Background: Ambulatory care visits for chronic sinusitis outnumber visits for acute sinusitis. The majority of these visits are with non-otolaryngologists. In order to better understand patients diagnosed with chronic sinusitis by non-otolaryngologists, we sought to determine if incident cases of chronic sinusitis diagnosed by primary care (PC) or emergency medicine (EM) providers meet diagnostic criteria.
Methods: This was a retrospective cohort study. Patients were identified using administrative data from 2005 to 2006. The dataset was then clinically annotated based on chart review. We excluded prevalent cases.

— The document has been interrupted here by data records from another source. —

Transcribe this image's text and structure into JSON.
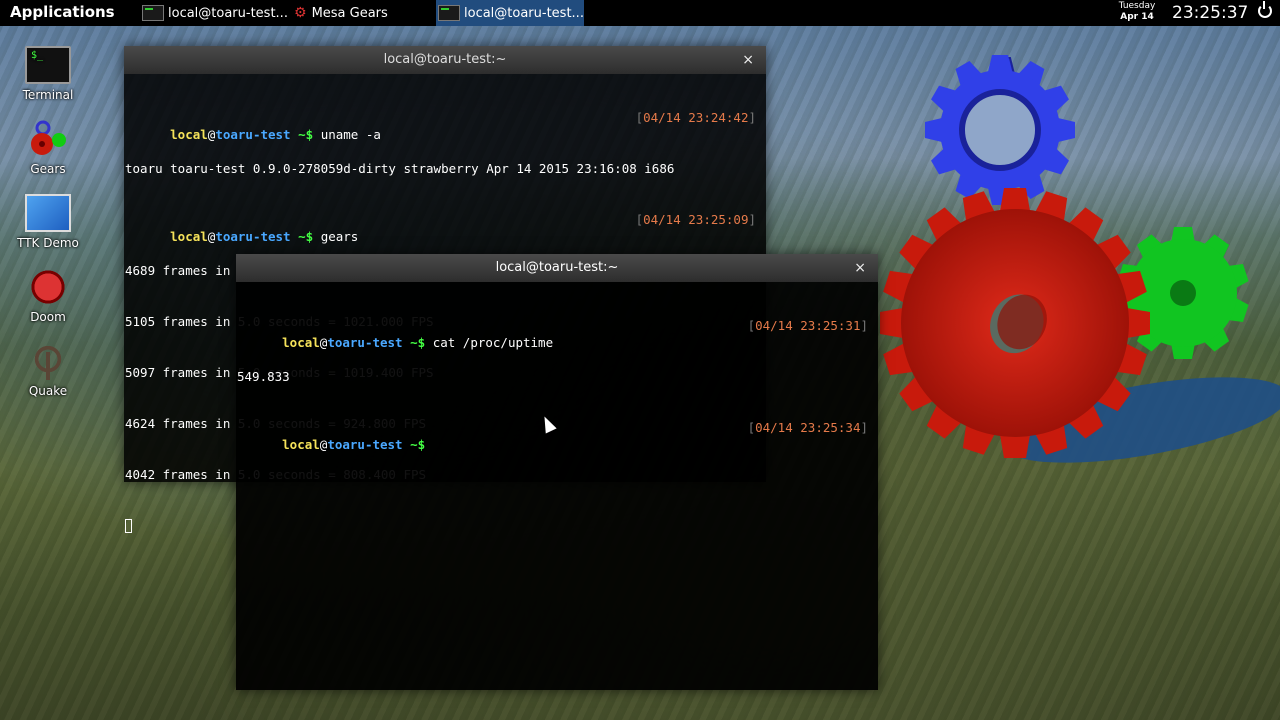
{
  "panel": {
    "apps_label": "Applications",
    "tasks": [
      {
        "label": "local@toaru-test...",
        "active": false
      },
      {
        "label": "Mesa Gears",
        "active": false
      },
      {
        "label": "local@toaru-test...",
        "active": true
      }
    ],
    "clock": {
      "weekday": "Tuesday",
      "date": "Apr 14",
      "time": "23:25:37"
    }
  },
  "desktop_icons": [
    {
      "label": "Terminal",
      "icon": "terminal-icon"
    },
    {
      "label": "Gears",
      "icon": "gears-icon"
    },
    {
      "label": "TTK Demo",
      "icon": "ttk-demo-icon"
    },
    {
      "label": "Doom",
      "icon": "doom-icon"
    },
    {
      "label": "Quake",
      "icon": "quake-icon"
    }
  ],
  "window1": {
    "title": "local@toaru-test:~",
    "close": "×",
    "prompt": {
      "user": "local",
      "at": "@",
      "host": "toaru-test",
      "path": " ~$ "
    },
    "lines": {
      "cmd1": "uname -a",
      "ts1": "04/14 23:24:42",
      "out1": "toaru toaru-test 0.9.0-278059d-dirty strawberry Apr 14 2015 23:16:08 i686",
      "cmd2": "gears",
      "ts2": "04/14 23:25:09",
      "fps": [
        "4689 frames in 5.0 seconds = 937.800 FPS",
        "5105 frames in 5.0 seconds = 1021.000 FPS",
        "5097 frames in 5.0 seconds = 1019.400 FPS",
        "4624 frames in 5.0 seconds = 924.800 FPS",
        "4042 frames in 5.0 seconds = 808.400 FPS"
      ]
    }
  },
  "window2": {
    "title": "local@toaru-test:~",
    "close": "×",
    "lines": {
      "cmd1": "cat /proc/uptime",
      "ts1": "04/14 23:25:31",
      "out1": "549.833",
      "ts2": "04/14 23:25:34"
    }
  },
  "brackets": {
    "open": "[",
    "close": "]"
  },
  "gears_colors": {
    "blue": "#2b3be0",
    "red": "#c81a0c",
    "green": "#0fbf1f"
  }
}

Results: We identified 114 patients with newly diagnosed chronic sinusitis in EM (75) or PC settings (39). Rhinorrhea (EM 61%, PC 59%) and nasal obstruction (EM 67%, PC 64%) were common in both settings but facial fullness (EM 80%, PC 39%) and pain (EM 40%, PC 18%) were more common in the EM setting. Few patients reported symptoms of 90 days or longer (EM 6.0%, PC 24%) and no patient had evidence of inflammation on physical examination. A minority of patients received a sinus computed tomography (CT) scan (22.8%) or nasal endoscopy (1.8%). In total, only 1 patient diagnosed with chronic sinusitis met the diagnostic criteria.
Conclusion: Most patients diagnosed with chronic sinusitis by non-otolaryngologists do not have the condition. Caution should be used in studying chronic sinusitis using administrative data from non-otolaryngology providers because a large proportion of the patients may not actually have the disease.
Keywords: chronic disease; chronic rhinosinusitis; computed tomography; endoscopy; evidence-based medicine; rhinosinusitis; sinusitis.